The adaptive growth response of cartilage, or chondral modeling, can result in changes in joint and limb proportions during ontogeny and ultimately contribute to the adult form. Despite Hamrick's (1999) reevaluation of the mechanisms of chondral modeling, the process of chondral modeling remains poorly studied in animal models. Here, we characterize the macro- and microanatomical responses of the femoral growth plate, articular cartilage, and bone in 15 juvenile Sus scrofa domestica subjected to different locomotor activity patterns. The exercised animals exhibit thinner cartilage zones, greater cellularity and larger proliferative chondrocyte areas in the growth plate, as well as larger femoral dimensions and a more elongate femoral head compared with sedentary controls.
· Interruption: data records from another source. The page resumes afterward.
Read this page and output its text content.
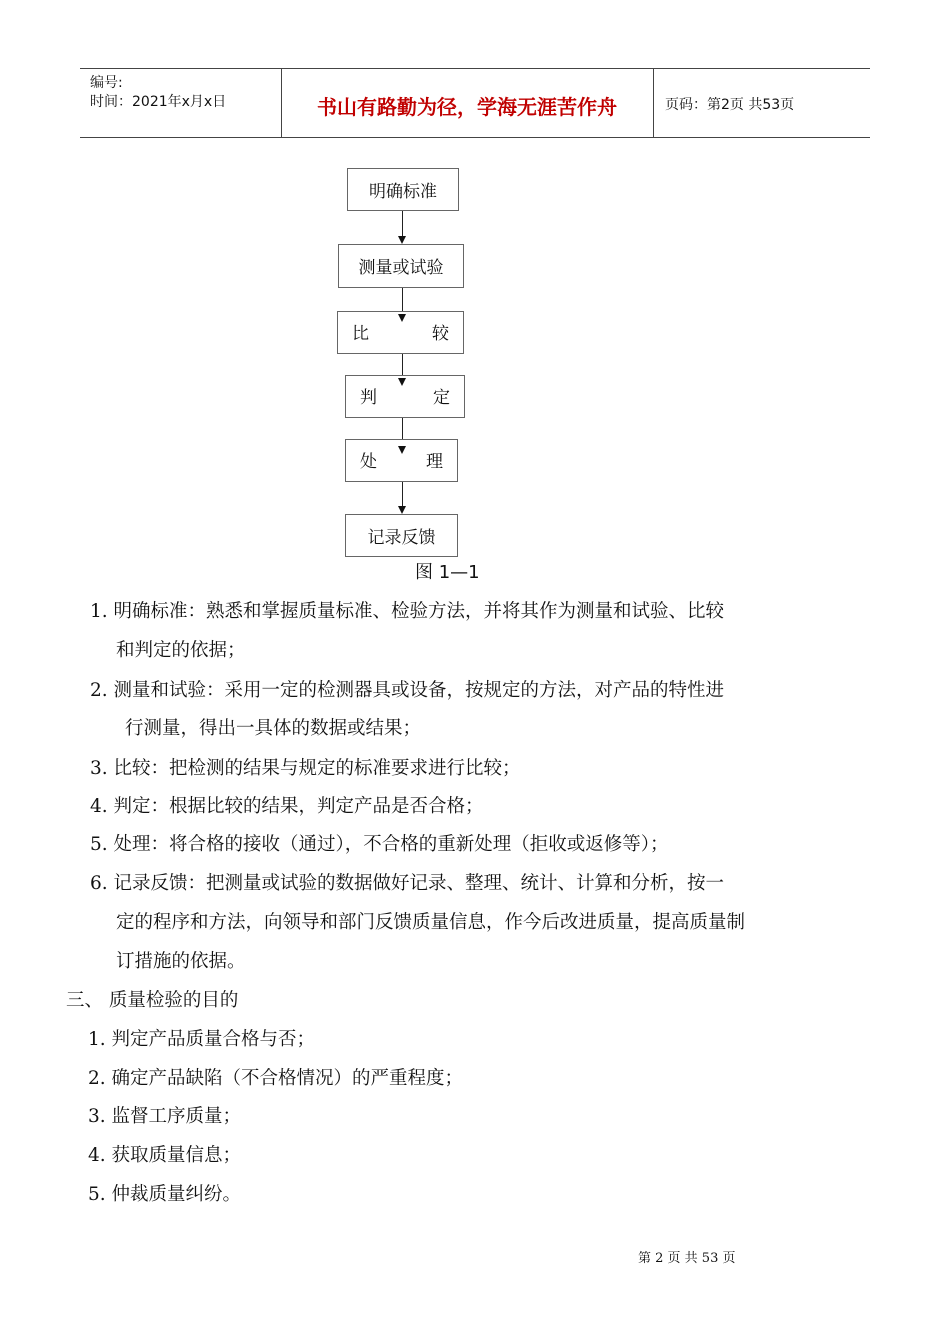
编号:
时间：2021年x月x日	书山有路勤为径，学海无涯苦作舟	页码：第2页 共53页
明确标准
测量或试验
比	较
判	定
处	理
记录反馈
图 1—1
1. 明确标准：熟悉和掌握质量标准、检验方法，并将其作为测量和试验、比较
和判定的依据；
2. 测量和试验：采用一定的检测器具或设备，按规定的方法，对产品的特性进
行测量，得出一具体的数据或结果；
3. 比较：把检测的结果与规定的标准要求进行比较；
4. 判定：根据比较的结果，判定产品是否合格；
5. 处理：将合格的接收（通过），不合格的重新处理（拒收或返修等）；
6. 记录反馈：把测量或试验的数据做好记录、整理、统计、计算和分析，按一
定的程序和方法，向领导和部门反馈质量信息，作今后改进质量，提高质量制
订措施的依据。
三、 质量检验的目的
1. 判定产品质量合格与否；
2. 确定产品缺陷（不合格情况）的严重程度；
3. 监督工序质量；
4. 获取质量信息；
5. 仲裁质量纠纷。
第 2 页 共 53 页
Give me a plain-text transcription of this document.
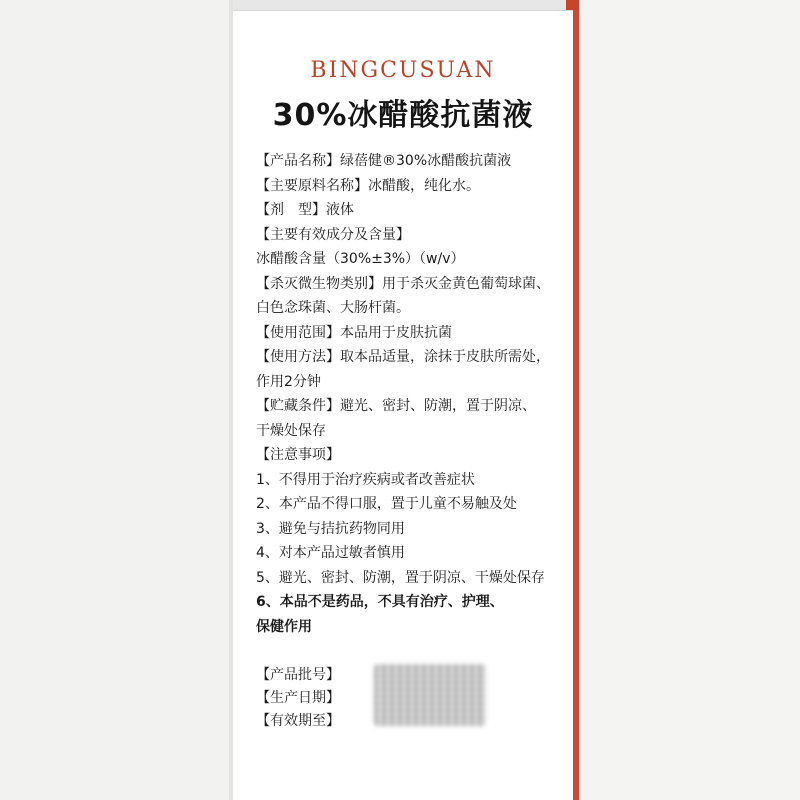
BINGCUSUAN
30%冰醋酸抗菌液
【产品名称】绿蓓健®30%冰醋酸抗菌液
【主要原料名称】冰醋酸，纯化水。
【剂　型】液体
【主要有效成分及含量】
冰醋酸含量（30%±3%）（w/v）
【杀灭微生物类别】用于杀灭金黄色葡萄球菌、
白色念珠菌、大肠杆菌。
【使用范围】本品用于皮肤抗菌
【使用方法】取本品适量，涂抹于皮肤所需处，
作用2分钟
【贮藏条件】避光、密封、防潮，置于阴凉、
干燥处保存
【注意事项】
1、不得用于治疗疾病或者改善症状
2、本产品不得口服，置于儿童不易触及处
3、避免与拮抗药物同用
4、对本产品过敏者慎用
5、避光、密封、防潮，置于阴凉、干燥处保存
6、本品不是药品，不具有治疗、护理、
保健作用
【产品批号】
【生产日期】
【有效期至】
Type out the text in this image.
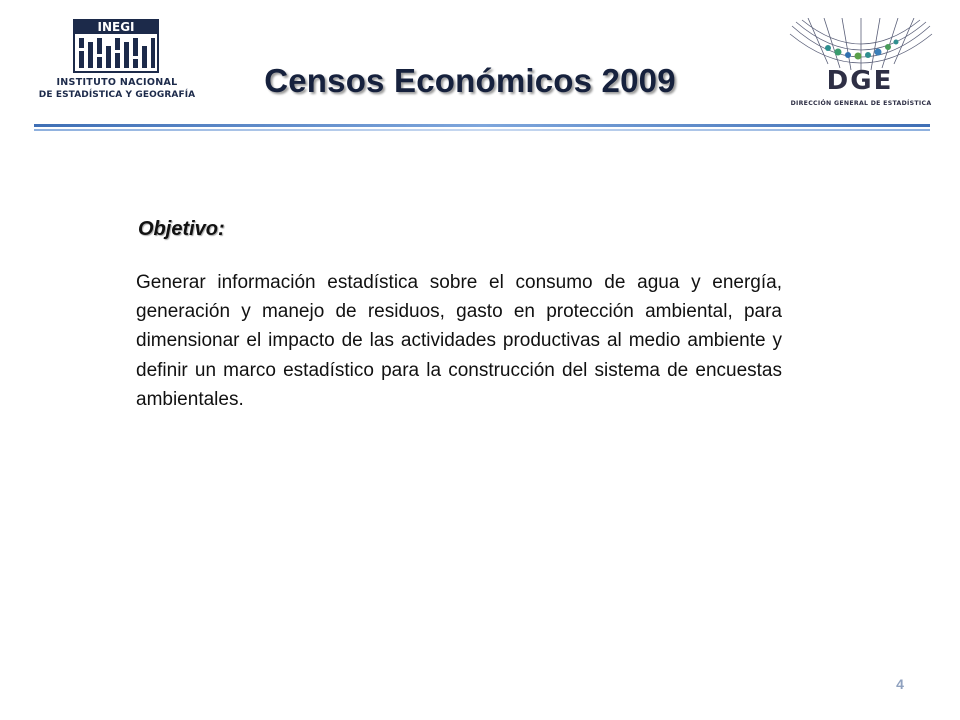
INEGI
INSTITUTO NACIONAL
DE ESTADÍSTICA Y GEOGRAFÍA	Censos Económicos 2009	DGE
DIRECCIÓN GENERAL DE ESTADÍSTICA
Objetivo:

Generar información estadística sobre el consumo de agua y energía, generación y manejo de residuos, gasto en protección ambiental, para dimensionar el impacto de las actividades productivas al medio ambiente y definir un marco estadístico para la construcción del sistema de encuestas ambientales.

4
In general, the growth plate demonstrates greater adaptive changes than articular cartilage. Moreover, chondrocyte hypertrophy and proliferation were found to be responsive to locomotor loading and thus more important factors in chondral modeling than the extracellular matrix variables that were examined herein. In sum, the underlying mechanisms of adaptive chondrogenesis and bone plasticity are key to informing evolutionary and translational studies regarding determinants of variation in joint form and function. Given the disparity between the predictions of chondral modeling theory and our experimental findings, this suggests a need for further evaluation of chondral modeling responses during ontogeny. Anat Rec, 293:658–670, 2010. © 2010 Wiley-Liss, Inc.